Thursday, 18 December 2014
Yuanyu Xie1, Yuxuan Wang2, Wenhao Dong1, Qianqian Zhang3, Libao Chai1 and Lin Zhang4, (1)Center for Earth System Science, Tsinghua University, Beijing, China, (2)Texas A & M University, College Station, TX, United States, (3)Tsinghua University, Beijing, China, (4)Peking University, Beijing, China
Drought has wide spread influence over the continental US. Climate predictions suggest increasing frequencies and intensity in droughts, particularly over the southern and western US. In this study, we first present a quantitative assessment of the impacts of the 2011 Southern US drought on the distribution and budget of surface PM2.5 in the summertime using observations and the GEOS-Chem model.

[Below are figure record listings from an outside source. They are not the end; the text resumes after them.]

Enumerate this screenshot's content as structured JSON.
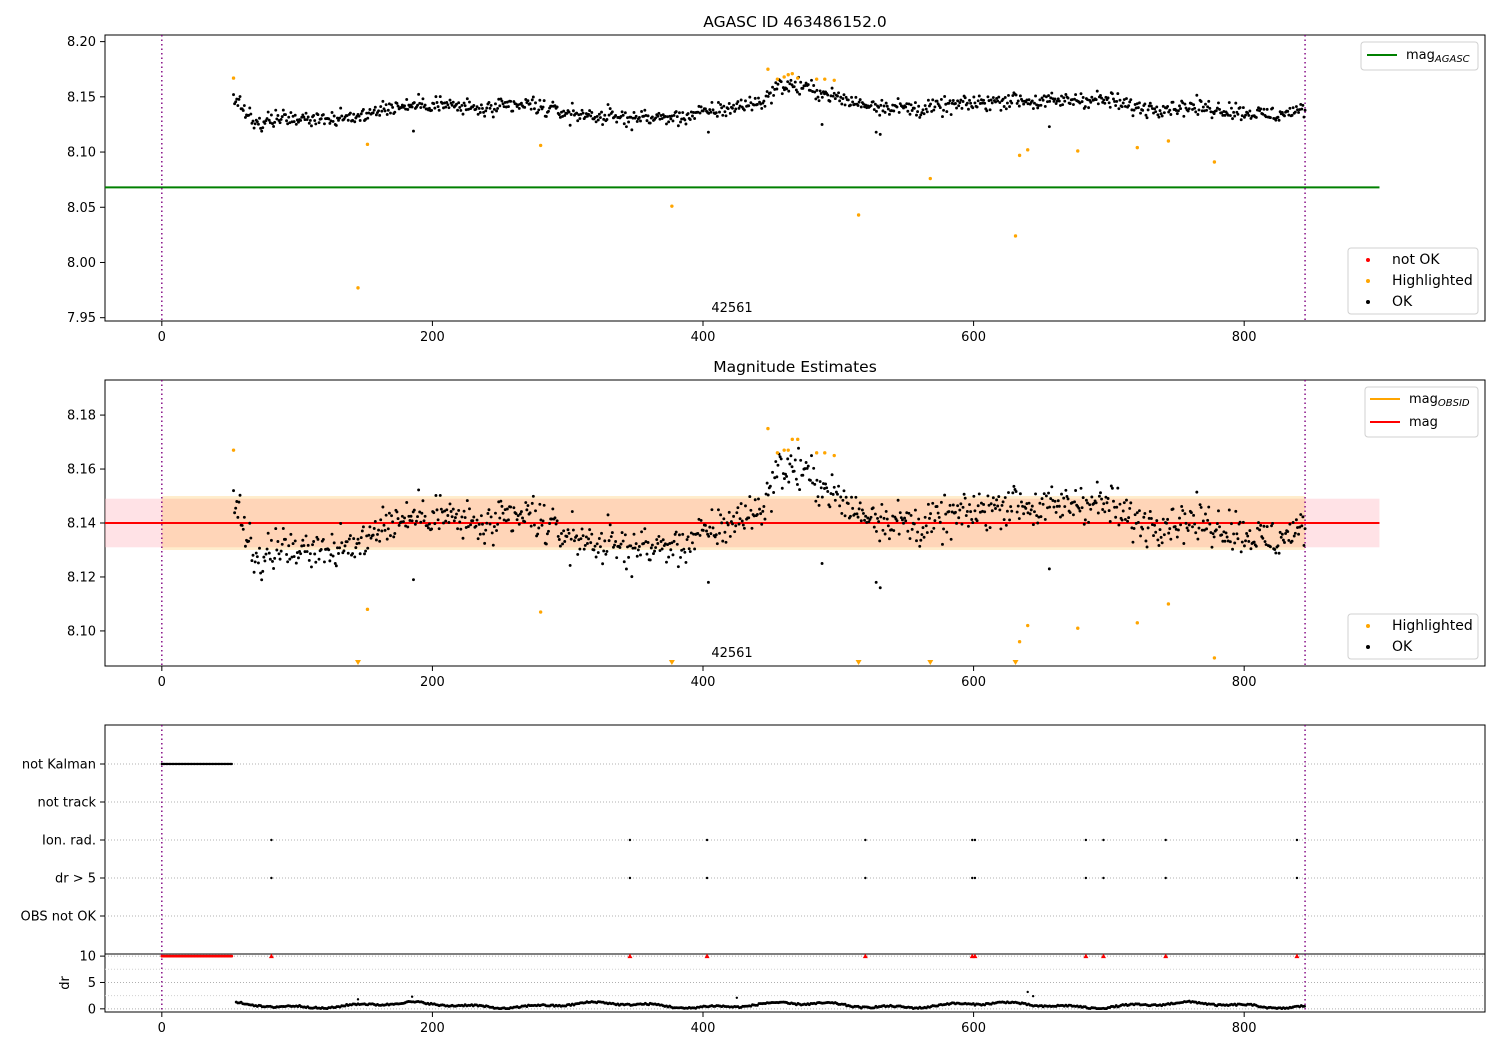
{
  "chart_data": [
    {
      "type": "scatter",
      "title": "AGASC ID 463486152.0",
      "xlabel": "",
      "ylabel": "",
      "xlim": [
        -42,
        978
      ],
      "ylim": [
        7.947,
        8.206
      ],
      "xticks": [
        "0",
        "200",
        "400",
        "600",
        "800"
      ],
      "yticks": [
        "7.95",
        "8.00",
        "8.05",
        "8.10",
        "8.15",
        "8.20"
      ],
      "grid": false,
      "annotation": "42561",
      "obsid_boundaries": [
        0,
        845
      ],
      "mag_agasc": 8.068,
      "legend_lines": {
        "position": "top-right",
        "entries": [
          {
            "label": "mag",
            "subscript": "AGASC",
            "color": "#008000"
          }
        ]
      },
      "legend_points": {
        "position": "bottom-right",
        "entries": [
          {
            "label": "not OK",
            "color": "#ff0000"
          },
          {
            "label": "Highlighted",
            "color": "#ffa500"
          },
          {
            "label": "OK",
            "color": "#000000"
          }
        ]
      },
      "highlighted": [
        [
          53,
          8.167
        ],
        [
          145,
          7.977
        ],
        [
          152,
          8.107
        ],
        [
          280,
          8.106
        ],
        [
          377,
          8.051
        ],
        [
          448,
          8.175
        ],
        [
          455,
          8.166
        ],
        [
          460,
          8.168
        ],
        [
          463,
          8.17
        ],
        [
          466,
          8.171
        ],
        [
          470,
          8.167
        ],
        [
          484,
          8.166
        ],
        [
          490,
          8.166
        ],
        [
          497,
          8.165
        ],
        [
          515,
          8.043
        ],
        [
          568,
          8.076
        ],
        [
          631,
          8.024
        ],
        [
          634,
          8.097
        ],
        [
          640,
          8.102
        ],
        [
          677,
          8.101
        ],
        [
          721,
          8.104
        ],
        [
          744,
          8.11
        ],
        [
          778,
          8.091
        ]
      ]
    },
    {
      "type": "scatter",
      "title": "Magnitude Estimates",
      "xlabel": "",
      "ylabel": "",
      "xlim": [
        -42,
        978
      ],
      "ylim": [
        8.087,
        8.193
      ],
      "xticks": [
        "0",
        "200",
        "400",
        "600",
        "800"
      ],
      "yticks": [
        "8.10",
        "8.12",
        "8.14",
        "8.16",
        "8.18"
      ],
      "grid": false,
      "annotation": "42561",
      "obsid_boundaries": [
        0,
        845
      ],
      "mag": 8.14,
      "mag_band": [
        8.131,
        8.149
      ],
      "mag_obsid": 8.14,
      "mag_obsid_band": [
        8.13,
        8.15
      ],
      "legend_lines": {
        "position": "top-right",
        "entries": [
          {
            "label": "mag",
            "subscript": "OBSID",
            "color": "#ffa500"
          },
          {
            "label": "mag",
            "subscript": "",
            "color": "#ff0000"
          }
        ]
      },
      "legend_points": {
        "position": "bottom-right",
        "entries": [
          {
            "label": "Highlighted",
            "color": "#ffa500"
          },
          {
            "label": "OK",
            "color": "#000000"
          }
        ]
      },
      "highlighted": [
        [
          53,
          8.167
        ],
        [
          152,
          8.108
        ],
        [
          280,
          8.107
        ],
        [
          448,
          8.175
        ],
        [
          455,
          8.166
        ],
        [
          460,
          8.167
        ],
        [
          463,
          8.167
        ],
        [
          466,
          8.171
        ],
        [
          470,
          8.171
        ],
        [
          484,
          8.166
        ],
        [
          490,
          8.166
        ],
        [
          497,
          8.165
        ],
        [
          634,
          8.096
        ],
        [
          640,
          8.102
        ],
        [
          677,
          8.101
        ],
        [
          721,
          8.103
        ],
        [
          744,
          8.11
        ],
        [
          778,
          8.09
        ]
      ],
      "below_range_markers_x": [
        145,
        377,
        515,
        568,
        631
      ]
    },
    {
      "type": "scatter",
      "title": "",
      "xlim": [
        -42,
        978
      ],
      "categories": [
        "not Kalman",
        "not track",
        "Ion. rad.",
        "dr > 5",
        "OBS not OK"
      ],
      "flags": {
        "not Kalman": {
          "x_range": [
            0,
            52
          ]
        },
        "not track": {
          "x": []
        },
        "Ion. rad.": {
          "x": [
            81,
            346,
            403,
            520,
            599,
            601,
            683,
            696,
            742,
            839
          ]
        },
        "dr > 5": {
          "x": [
            81,
            346,
            403,
            520,
            599,
            601,
            683,
            696,
            742,
            839
          ]
        },
        "OBS not OK": {
          "x": []
        }
      },
      "obsid_boundaries": [
        0,
        845
      ]
    },
    {
      "type": "scatter",
      "title": "",
      "xlabel": "",
      "ylabel": "dr",
      "xlim": [
        -42,
        978
      ],
      "ylim": [
        -0.6,
        10.4
      ],
      "xticks": [
        "0",
        "200",
        "400",
        "600",
        "800"
      ],
      "yticks": [
        "0",
        "5",
        "10"
      ],
      "grid": "y",
      "not_ok_markers_x": [
        81,
        346,
        403,
        520,
        599,
        601,
        683,
        696,
        742,
        839
      ],
      "not_ok_range": [
        0,
        52
      ],
      "outliers": [
        [
          145,
          1.8
        ],
        [
          185,
          2.3
        ],
        [
          425,
          2.1
        ],
        [
          640,
          3.2
        ],
        [
          644,
          2.4
        ]
      ],
      "obsid_boundaries": [
        0,
        845
      ]
    }
  ]
}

Through quantifying the complex dependence of PM2.5 species to meteorology parameters, we find different responses of OC and sulfate to drought conditions. There is an average enhancement of 26% (p < 10-4) in total PM2.5 over the southern US region during the drought, which is largely attributed to OC enhancements driven by increased emissions from wildfires and trans-boundary inflow from Mexico. By contrast, over central and eastern Texas, surface PM2.5 shows a mean decrease of 11% driven by a 26% (p < 0.03) reduction in sulfate due to decreased aqueous-phase oxidation. On the basis of our PM2.5 budget analysis of this drought event, a statistical approach is developed to estimate the impacts of similar droughts on PM2.5 air quality in the past decades and validated. Finally, we will apply the statistical relationship to discuss the implications on PM air quality of future changes in drought projected by climate models.